2025-08-12 バーミンガム大学

Pre-operative weight loss treatment could make surgery safer
<関連情報>
- https://www.birmingham.ac.uk/news/2025/obese-surgical-patients-medication-lifeline-can-reduce-risk-study
- https://www.thelancet.com/journals/ECLINM/article/PIIS2589-5370(25)00340-2/fulltext
選択的手術を受ける患者における術前GLP-1受容体アゴニストの安全性の評価:系統的レビュー、メタアナリシスおよびメタ回帰分析 Evaluation of safety of preoperative GLP-1 receptor agonists in patients undergoing elective surgery: a systematic review, meta-analysis and meta-regression
Sivesh K. Kamarajah ∙ Nadia Gudiozzi ∙ John M. Findlay ∙ Matthew J. Lee ∙ Thomas Pinkney ∙ Sheraz R. Markar
eClinicalMedicine Published:August 12, 2025
DOI:https://doi.org/10.1016/j.eclinm.2025.103408
Summary
Background
Obesity remains a major global public health challenge, particularly among surgical patients, where it can be associated with increased perioperative and longer-term risk. While preoperative weight management strategies are often used to mitigate these risks, scalable interventions remain limited. Glucagon-like peptide-1 receptor agonists (GLP-1 RA) are an emerging pharmacological approach for weight loss, but their perioperative safety remains uncertain. This study aimed to assess the safety and efficacy of preoperative GLP-1 therapy in elective surgical systems.
Methods
In this systematic review and meta-analysis, we systematically searched PubMed, MEDLINE, Embase, and the Cochrane Library from database inception to March 31, 2025, for studies evaluating preoperative GLP-1 RA use in adults undergoing elective surgery, with no language restriction. The primary outcome was perioperative safety, defined as any complication within 90 days after surgery. The secondary outcome was preoperative weight loss. Both frequentist and Bayesian random-effects meta-analyses were conducted. A Bayesian hierarchical meta-regression was used to explore effect modifiers on the primary outcome. A risk-of-bias and Grading of Recommendations, Assessment, Development, and Evaluation (GRADE) assessment were done to determine the certainty of the evidence.
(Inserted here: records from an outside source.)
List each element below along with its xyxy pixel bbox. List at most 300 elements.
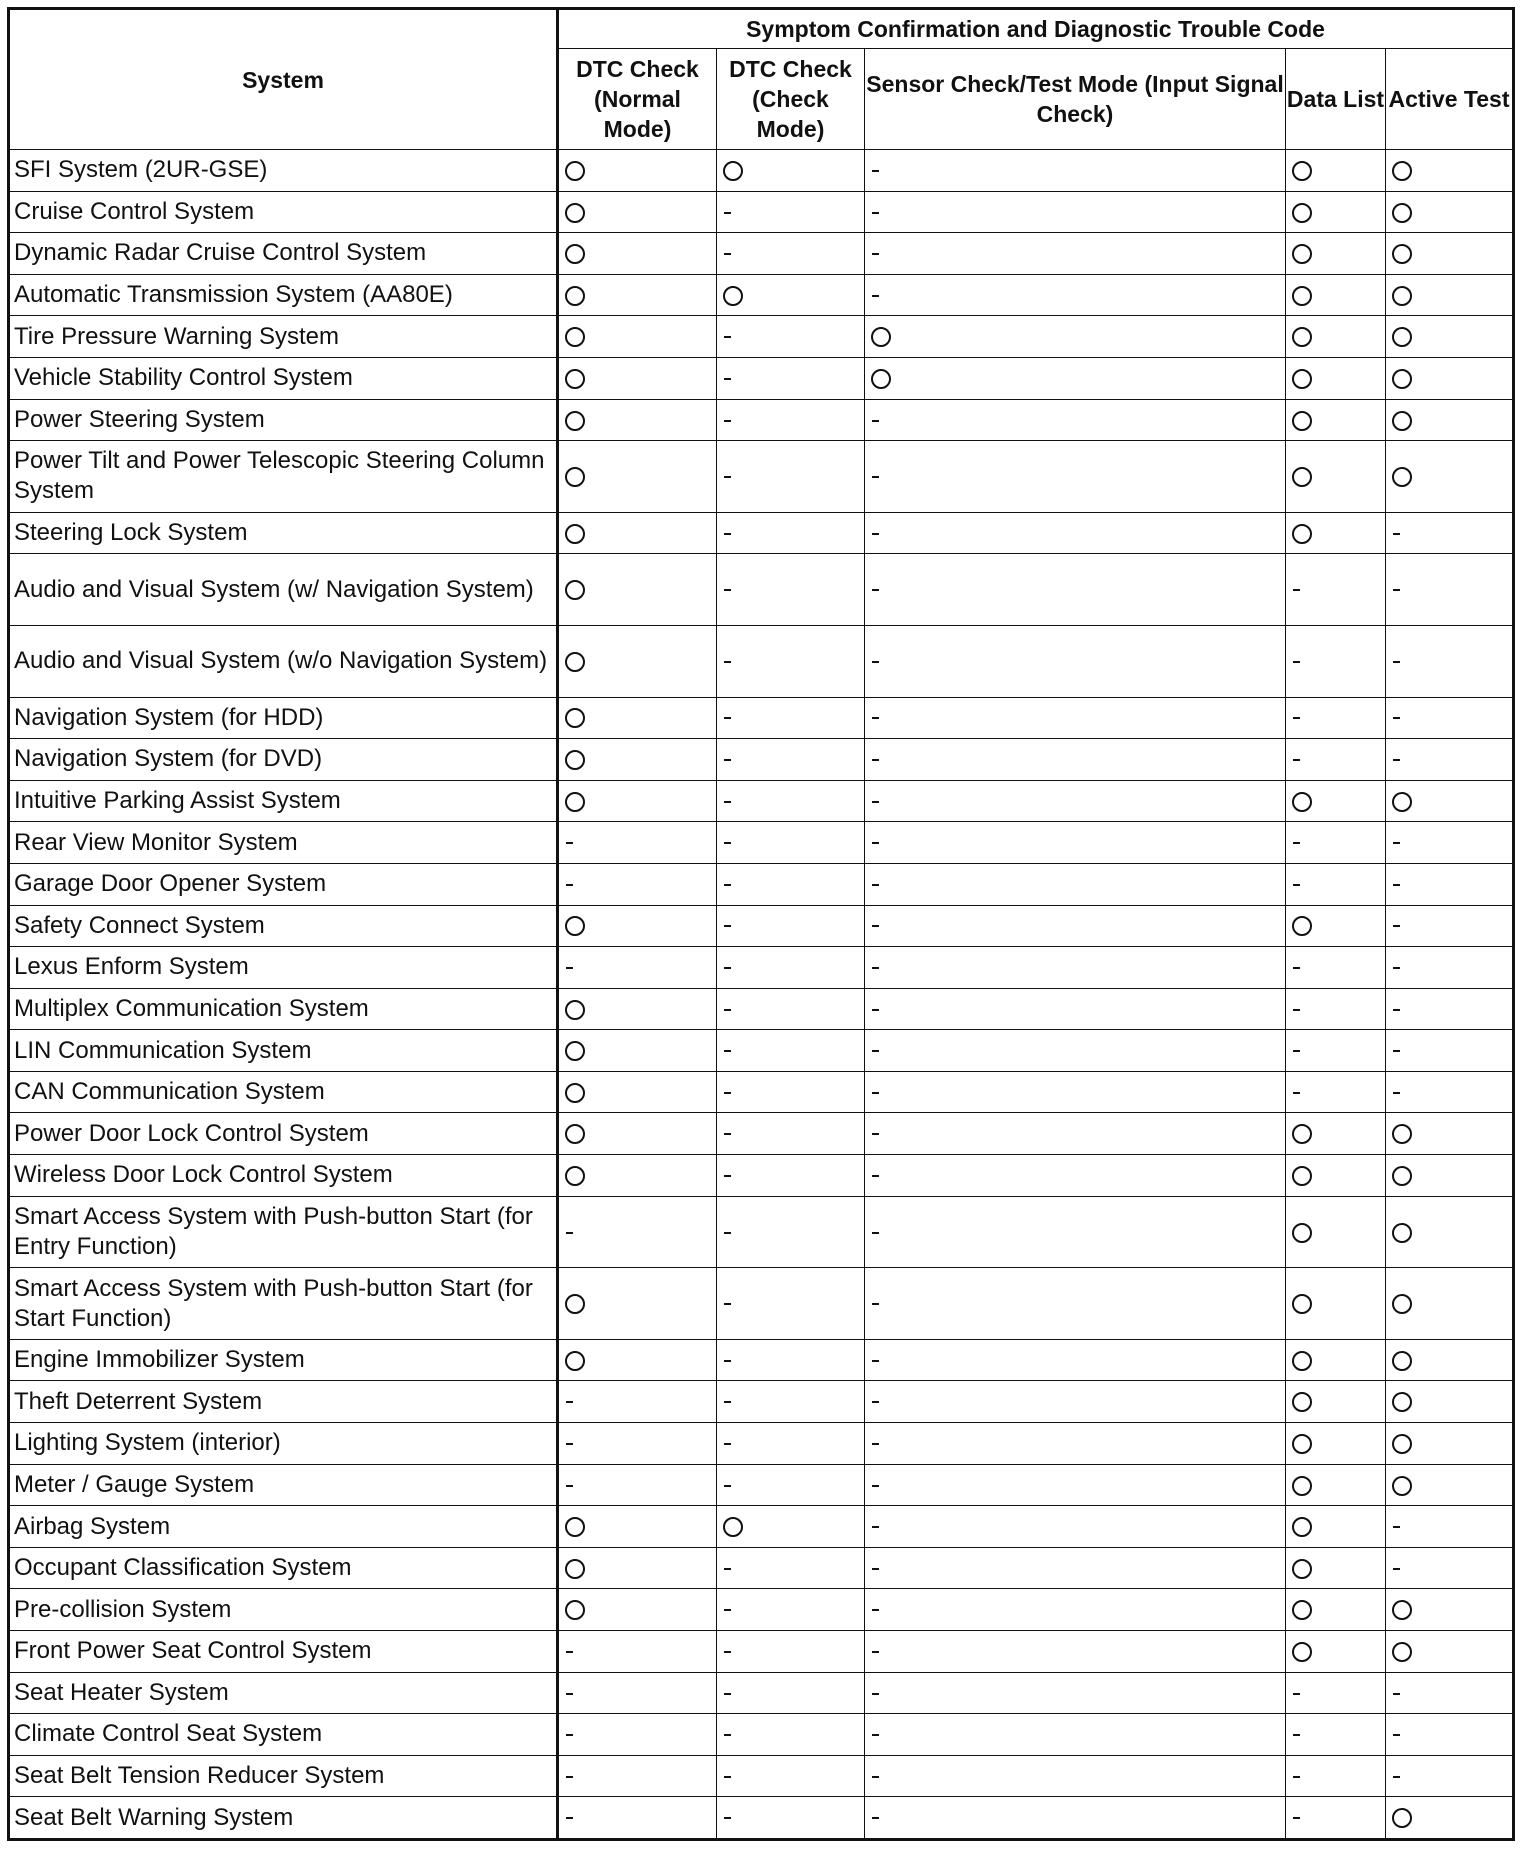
system-name-cell: Vehicle Stability Control System <box>9 357 558 399</box>
system-name-cell: Seat Heater System <box>9 1672 558 1714</box>
status-cell <box>1286 697 1386 739</box>
status-cell <box>558 697 717 739</box>
status-cell <box>1286 1631 1386 1673</box>
status-cell <box>1386 512 1514 554</box>
table-row <box>9 1423 1514 1465</box>
status-cell <box>865 1196 1286 1268</box>
supported-circle-icon <box>1392 203 1412 223</box>
not-supported-dash-icon <box>724 378 731 380</box>
not-supported-dash-icon <box>1393 533 1400 535</box>
table-row <box>9 697 1514 739</box>
status-cell <box>1286 399 1386 441</box>
not-supported-dash-icon <box>724 1817 731 1819</box>
not-supported-dash-icon <box>566 1817 573 1819</box>
supported-circle-icon <box>1392 161 1412 181</box>
status-cell <box>717 399 865 441</box>
status-cell <box>558 399 717 441</box>
status-cell <box>717 1381 865 1423</box>
status-cell <box>558 1339 717 1381</box>
status-cell <box>1286 780 1386 822</box>
status-cell <box>717 191 865 233</box>
not-supported-dash-icon <box>872 1817 879 1819</box>
status-cell <box>1386 1506 1514 1548</box>
status-cell <box>1386 1196 1514 1268</box>
status-cell <box>717 780 865 822</box>
supported-circle-icon <box>565 467 585 487</box>
not-supported-dash-icon <box>1293 1009 1300 1011</box>
status-cell <box>1386 357 1514 399</box>
status-cell <box>1286 1589 1386 1631</box>
system-name-cell: Climate Control Seat System <box>9 1714 558 1756</box>
status-cell <box>1386 1071 1514 1113</box>
system-name-cell: Smart Access System with Push-button Start (for Entry Function) <box>9 1196 558 1268</box>
status-cell <box>1386 947 1514 989</box>
status-cell <box>717 697 865 739</box>
not-supported-dash-icon <box>724 967 731 969</box>
status-cell <box>1286 1755 1386 1797</box>
supported-circle-icon <box>1292 1559 1312 1579</box>
supported-circle-icon <box>1292 1600 1312 1620</box>
status-cell <box>558 1589 717 1631</box>
status-cell <box>1286 441 1386 513</box>
status-cell <box>1386 1464 1514 1506</box>
status-cell <box>558 1797 717 1840</box>
status-cell <box>717 1071 865 1113</box>
status-cell <box>1386 554 1514 626</box>
status-cell <box>717 739 865 781</box>
table-row <box>9 1755 1514 1797</box>
status-cell <box>1286 554 1386 626</box>
status-cell <box>558 191 717 233</box>
table-row <box>9 233 1514 275</box>
status-cell <box>558 739 717 781</box>
not-supported-dash-icon <box>724 1651 731 1653</box>
system-name-cell: Lighting System (interior) <box>9 1423 558 1465</box>
not-supported-dash-icon <box>724 589 731 591</box>
status-cell <box>558 441 717 513</box>
status-cell <box>1286 1381 1386 1423</box>
supported-circle-icon <box>1292 1124 1312 1144</box>
not-supported-dash-icon <box>1393 1050 1400 1052</box>
dtc-check-normal-mode-header: DTC Check (Normal Mode) <box>558 49 717 150</box>
supported-circle-icon <box>565 1351 585 1371</box>
not-supported-dash-icon <box>872 533 879 535</box>
status-cell <box>1386 625 1514 697</box>
table-row <box>9 512 1514 554</box>
status-cell <box>558 905 717 947</box>
not-supported-dash-icon <box>872 1443 879 1445</box>
status-cell <box>865 1071 1286 1113</box>
not-supported-dash-icon <box>724 1303 731 1305</box>
not-supported-dash-icon <box>872 1651 879 1653</box>
not-supported-dash-icon <box>724 1092 731 1094</box>
not-supported-dash-icon <box>872 476 879 478</box>
table-row <box>9 625 1514 697</box>
supported-circle-icon <box>565 524 585 544</box>
status-cell <box>717 1268 865 1340</box>
not-supported-dash-icon <box>1393 1776 1400 1778</box>
status-cell <box>1386 150 1514 192</box>
not-supported-dash-icon <box>872 967 879 969</box>
supported-circle-icon <box>1392 792 1412 812</box>
status-cell <box>865 1155 1286 1197</box>
system-name-cell: Smart Access System with Push-button Start (for Start Function) <box>9 1268 558 1340</box>
status-cell <box>717 1755 865 1797</box>
table-row <box>9 863 1514 905</box>
supported-circle-icon <box>565 1000 585 1020</box>
status-cell <box>558 1071 717 1113</box>
status-cell <box>865 1672 1286 1714</box>
status-cell <box>865 780 1286 822</box>
supported-circle-icon <box>1392 244 1412 264</box>
status-cell <box>558 274 717 316</box>
table-row <box>9 150 1514 192</box>
status-cell <box>1286 1506 1386 1548</box>
not-supported-dash-icon <box>1293 589 1300 591</box>
supported-circle-icon <box>723 286 743 306</box>
system-name-cell: CAN Communication System <box>9 1071 558 1113</box>
table-row <box>9 947 1514 989</box>
supported-circle-icon <box>565 1294 585 1314</box>
status-cell <box>717 1547 865 1589</box>
supported-circle-icon <box>565 1600 585 1620</box>
not-supported-dash-icon <box>872 295 879 297</box>
supported-circle-icon <box>1392 467 1412 487</box>
not-supported-dash-icon <box>566 884 573 886</box>
status-cell <box>865 1547 1286 1589</box>
status-cell <box>1386 399 1514 441</box>
not-supported-dash-icon <box>724 1693 731 1695</box>
not-supported-dash-icon <box>724 1485 731 1487</box>
status-cell <box>717 512 865 554</box>
status-cell <box>717 441 865 513</box>
not-supported-dash-icon <box>1393 925 1400 927</box>
status-cell <box>1386 822 1514 864</box>
not-supported-dash-icon <box>724 476 731 478</box>
not-supported-dash-icon <box>1293 1050 1300 1052</box>
supported-circle-icon <box>1392 1600 1412 1620</box>
status-cell <box>865 1589 1286 1631</box>
not-supported-dash-icon <box>566 1734 573 1736</box>
not-supported-dash-icon <box>872 1401 879 1403</box>
status-cell <box>558 357 717 399</box>
status-cell <box>717 1589 865 1631</box>
supported-circle-icon <box>1392 1434 1412 1454</box>
supported-circle-icon <box>1292 1642 1312 1662</box>
status-cell <box>558 150 717 192</box>
supported-circle-icon <box>565 244 585 264</box>
system-name-cell: Pre-collision System <box>9 1589 558 1631</box>
supported-circle-icon <box>1292 1223 1312 1243</box>
supported-circle-icon <box>565 652 585 672</box>
status-cell <box>1386 1714 1514 1756</box>
not-supported-dash-icon <box>872 589 879 591</box>
status-cell <box>1386 274 1514 316</box>
not-supported-dash-icon <box>1393 1526 1400 1528</box>
status-cell <box>865 739 1286 781</box>
table-row <box>9 554 1514 626</box>
not-supported-dash-icon <box>872 1526 879 1528</box>
table-row <box>9 1113 1514 1155</box>
status-cell <box>717 1714 865 1756</box>
status-cell <box>865 988 1286 1030</box>
not-supported-dash-icon <box>872 717 879 719</box>
not-supported-dash-icon <box>1293 717 1300 719</box>
table-row <box>9 1030 1514 1072</box>
status-cell <box>1286 1464 1386 1506</box>
table-row <box>9 1714 1514 1756</box>
supported-circle-icon <box>1292 1166 1312 1186</box>
status-cell <box>1286 274 1386 316</box>
not-supported-dash-icon <box>724 1232 731 1234</box>
table-row <box>9 399 1514 441</box>
status-cell <box>717 625 865 697</box>
not-supported-dash-icon <box>872 420 879 422</box>
not-supported-dash-icon <box>1393 1009 1400 1011</box>
status-cell <box>865 191 1286 233</box>
status-cell <box>717 905 865 947</box>
table-row <box>9 1196 1514 1268</box>
supported-circle-icon <box>565 1083 585 1103</box>
status-cell <box>1286 1547 1386 1589</box>
not-supported-dash-icon <box>872 212 879 214</box>
not-supported-dash-icon <box>1393 884 1400 886</box>
status-cell <box>1386 1030 1514 1072</box>
status-cell <box>717 1113 865 1155</box>
not-supported-dash-icon <box>724 717 731 719</box>
status-cell <box>865 1423 1286 1465</box>
supported-circle-icon <box>1392 1476 1412 1496</box>
status-cell <box>1386 316 1514 358</box>
supported-circle-icon <box>1292 327 1312 347</box>
status-cell <box>717 554 865 626</box>
status-cell <box>558 1155 717 1197</box>
system-name-cell: Steering Lock System <box>9 512 558 554</box>
supported-circle-icon <box>1392 1294 1412 1314</box>
table-row <box>9 1464 1514 1506</box>
not-supported-dash-icon <box>724 925 731 927</box>
diagnostic-table-sheet <box>7 7 1512 1841</box>
supported-circle-icon <box>1292 524 1312 544</box>
status-cell <box>558 512 717 554</box>
not-supported-dash-icon <box>872 1133 879 1135</box>
not-supported-dash-icon <box>566 1651 573 1653</box>
not-supported-dash-icon <box>724 253 731 255</box>
table-row <box>9 1797 1514 1840</box>
status-cell <box>865 1506 1286 1548</box>
supported-circle-icon <box>1292 244 1312 264</box>
status-cell <box>558 1030 717 1072</box>
not-supported-dash-icon <box>1293 759 1300 761</box>
not-supported-dash-icon <box>1393 842 1400 844</box>
table-row <box>9 274 1514 316</box>
not-supported-dash-icon <box>872 801 879 803</box>
supported-circle-icon <box>1292 203 1312 223</box>
table-row <box>9 780 1514 822</box>
status-cell <box>558 1268 717 1340</box>
not-supported-dash-icon <box>724 1401 731 1403</box>
system-name-cell: Multiplex Communication System <box>9 988 558 1030</box>
supported-circle-icon <box>565 1041 585 1061</box>
supported-circle-icon <box>565 708 585 728</box>
table-row <box>9 316 1514 358</box>
status-cell <box>865 1714 1286 1756</box>
not-supported-dash-icon <box>1293 1693 1300 1695</box>
status-cell <box>558 316 717 358</box>
active-test-header: Active Test <box>1386 49 1514 150</box>
status-cell <box>717 1464 865 1506</box>
supported-circle-icon <box>1292 1517 1312 1537</box>
not-supported-dash-icon <box>566 1485 573 1487</box>
not-supported-dash-icon <box>724 1009 731 1011</box>
table-row <box>9 1506 1514 1548</box>
not-supported-dash-icon <box>566 842 573 844</box>
supported-circle-icon <box>1292 369 1312 389</box>
system-name-cell: LIN Communication System <box>9 1030 558 1072</box>
status-cell <box>717 947 865 989</box>
not-supported-dash-icon <box>724 884 731 886</box>
not-supported-dash-icon <box>566 1443 573 1445</box>
not-supported-dash-icon <box>724 1360 731 1362</box>
status-cell <box>1386 697 1514 739</box>
status-cell <box>1386 1547 1514 1589</box>
system-name-cell: Front Power Seat Control System <box>9 1631 558 1673</box>
not-supported-dash-icon <box>724 801 731 803</box>
supported-circle-icon <box>565 1517 585 1537</box>
status-cell <box>1386 1755 1514 1797</box>
dtc-check-check-mode-header: DTC Check (Check Mode) <box>717 49 865 150</box>
status-cell <box>717 1155 865 1197</box>
status-cell <box>1286 1714 1386 1756</box>
status-cell <box>865 357 1286 399</box>
supported-circle-icon <box>565 580 585 600</box>
status-cell <box>1386 780 1514 822</box>
supported-circle-icon <box>1292 286 1312 306</box>
table-row <box>9 191 1514 233</box>
status-cell <box>1386 988 1514 1030</box>
system-name-cell: Wireless Door Lock Control System <box>9 1155 558 1197</box>
status-cell <box>558 1506 717 1548</box>
system-column-header: System <box>9 9 558 150</box>
status-cell <box>1286 233 1386 275</box>
status-cell <box>1386 441 1514 513</box>
status-cell <box>717 1030 865 1072</box>
not-supported-dash-icon <box>724 759 731 761</box>
table-body <box>9 150 1514 1840</box>
not-supported-dash-icon <box>872 1360 879 1362</box>
supported-circle-icon <box>723 161 743 181</box>
status-cell <box>1286 1423 1386 1465</box>
not-supported-dash-icon <box>1393 967 1400 969</box>
status-cell <box>717 1196 865 1268</box>
table-row <box>9 739 1514 781</box>
not-supported-dash-icon <box>566 967 573 969</box>
status-cell <box>717 357 865 399</box>
not-supported-dash-icon <box>566 1232 573 1234</box>
system-name-cell: Seat Belt Warning System <box>9 1797 558 1840</box>
status-cell <box>1386 191 1514 233</box>
not-supported-dash-icon <box>872 842 879 844</box>
not-supported-dash-icon <box>724 420 731 422</box>
not-supported-dash-icon <box>872 1175 879 1177</box>
status-cell <box>865 399 1286 441</box>
status-cell <box>1386 1268 1514 1340</box>
system-name-cell: Cruise Control System <box>9 191 558 233</box>
system-name-cell: Safety Connect System <box>9 905 558 947</box>
status-cell <box>1286 1071 1386 1113</box>
status-cell <box>558 1113 717 1155</box>
header-row-group <box>9 9 1514 49</box>
status-cell <box>865 441 1286 513</box>
supported-circle-icon <box>565 203 585 223</box>
status-cell <box>1386 233 1514 275</box>
status-cell <box>1286 1155 1386 1197</box>
symptom-dtc-group-header: Symptom Confirmation and Diagnostic Trouble Code <box>558 9 1514 49</box>
not-supported-dash-icon <box>872 1693 879 1695</box>
system-name-cell: Audio and Visual System (w/ Navigation System) <box>9 554 558 626</box>
system-name-cell: Seat Belt Tension Reducer System <box>9 1755 558 1797</box>
not-supported-dash-icon <box>1293 967 1300 969</box>
status-cell <box>865 554 1286 626</box>
not-supported-dash-icon <box>1393 589 1400 591</box>
status-cell <box>1286 150 1386 192</box>
status-cell <box>1286 1339 1386 1381</box>
table-row <box>9 1589 1514 1631</box>
system-name-cell: Meter / Gauge System <box>9 1464 558 1506</box>
system-name-cell: SFI System (2UR-GSE) <box>9 150 558 192</box>
not-supported-dash-icon <box>872 1050 879 1052</box>
system-name-cell: Engine Immobilizer System <box>9 1339 558 1381</box>
status-cell <box>1386 1113 1514 1155</box>
status-cell <box>558 554 717 626</box>
status-cell <box>558 822 717 864</box>
supported-circle-icon <box>1292 161 1312 181</box>
not-supported-dash-icon <box>1393 1693 1400 1695</box>
not-supported-dash-icon <box>724 212 731 214</box>
status-cell <box>865 1631 1286 1673</box>
not-supported-dash-icon <box>1393 1092 1400 1094</box>
status-cell <box>717 863 865 905</box>
not-supported-dash-icon <box>872 1303 879 1305</box>
status-cell <box>558 625 717 697</box>
status-cell <box>1286 1113 1386 1155</box>
supported-circle-icon <box>1392 1124 1412 1144</box>
not-supported-dash-icon <box>724 533 731 535</box>
supported-circle-icon <box>871 327 891 347</box>
supported-circle-icon <box>1392 286 1412 306</box>
status-cell <box>865 150 1286 192</box>
system-name-cell: Garage Door Opener System <box>9 863 558 905</box>
not-supported-dash-icon <box>1393 661 1400 663</box>
not-supported-dash-icon <box>1393 1568 1400 1570</box>
status-cell <box>865 905 1286 947</box>
status-cell <box>717 1797 865 1840</box>
not-supported-dash-icon <box>724 1734 731 1736</box>
status-cell <box>1286 739 1386 781</box>
status-cell <box>865 1381 1286 1423</box>
status-cell <box>1286 947 1386 989</box>
table-row <box>9 441 1514 513</box>
supported-circle-icon <box>565 916 585 936</box>
not-supported-dash-icon <box>566 1693 573 1695</box>
status-cell <box>1386 739 1514 781</box>
status-cell <box>558 1672 717 1714</box>
supported-circle-icon <box>1392 1392 1412 1412</box>
table-row <box>9 905 1514 947</box>
table-row <box>9 1631 1514 1673</box>
status-cell <box>1286 1672 1386 1714</box>
not-supported-dash-icon <box>1393 1734 1400 1736</box>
Final GRADE judgements were made by two independent reviewers, with consensus reached through discussion. Between-study heterogeneity was quantified using the I2 statistic and visualised using a standard forest plot. Potential publication bias and small study effects were assessed using visual inspection of funnel plots and Egger’s test. This study is registered with PROSPERO, CRD420251027809.
Findings
A total of 21 studies, comprising 97,059 patients, met inclusion criteria; 31.9% (n = 30,981) received preoperative GLP-1 RA therapy. Most studies were single-centre observational cohorts from high-income countries, with no randomised trials identified. Postoperative complications were reported in 12 studies, with no evidence of increased risk in GLP-1 users (pooled odds ratio: 0.78, 95% confidence interval: 0.59–1.05). The pooled estimate shows high heterogeneity (I2 = 73%). Bayesian meta-analysis yielded consistent findings (posterior mean OR: 0.78; 95% credible interval: 0.57–1.12). Meta-regression identified no statistically significant modifiers of treatment effect to explain the heterogeneity. The overall GRADE assessment for certainty of evidence was very low. In studies reporting weight loss, preoperative GLP-1 RA use was associated with weight loss of up to 16.7 kg or 6.0 kg/m2 over six months, though reporting varied across studies.
Interpretation
Preoperative GLP-1 RA therapy may support clinically meaningful weight loss without a clear signal of increased perioperative risk, offering a potentially scalable strategy for surgical optimisation. However, the certainty of current evidence is very low, with most studies observational in design and at risk of bias. Amid rising global obesity rates and mounting surgical backlogs, the role of GLP-1RAs in perioperative care remains a critical unanswered question. Robust randomised trials are needed to establish their clinical value, cost-effectiveness, and implementation potential across diverse surgical systems. Prioritisation by funders and policymakers are needed as part of broader health policy agendas to improve population health and health system resilience.
Funding
NIHR Doctoral Research Fellowship and NIHR Exeter Biomedical Research Centre Senior Investigator Fellowship.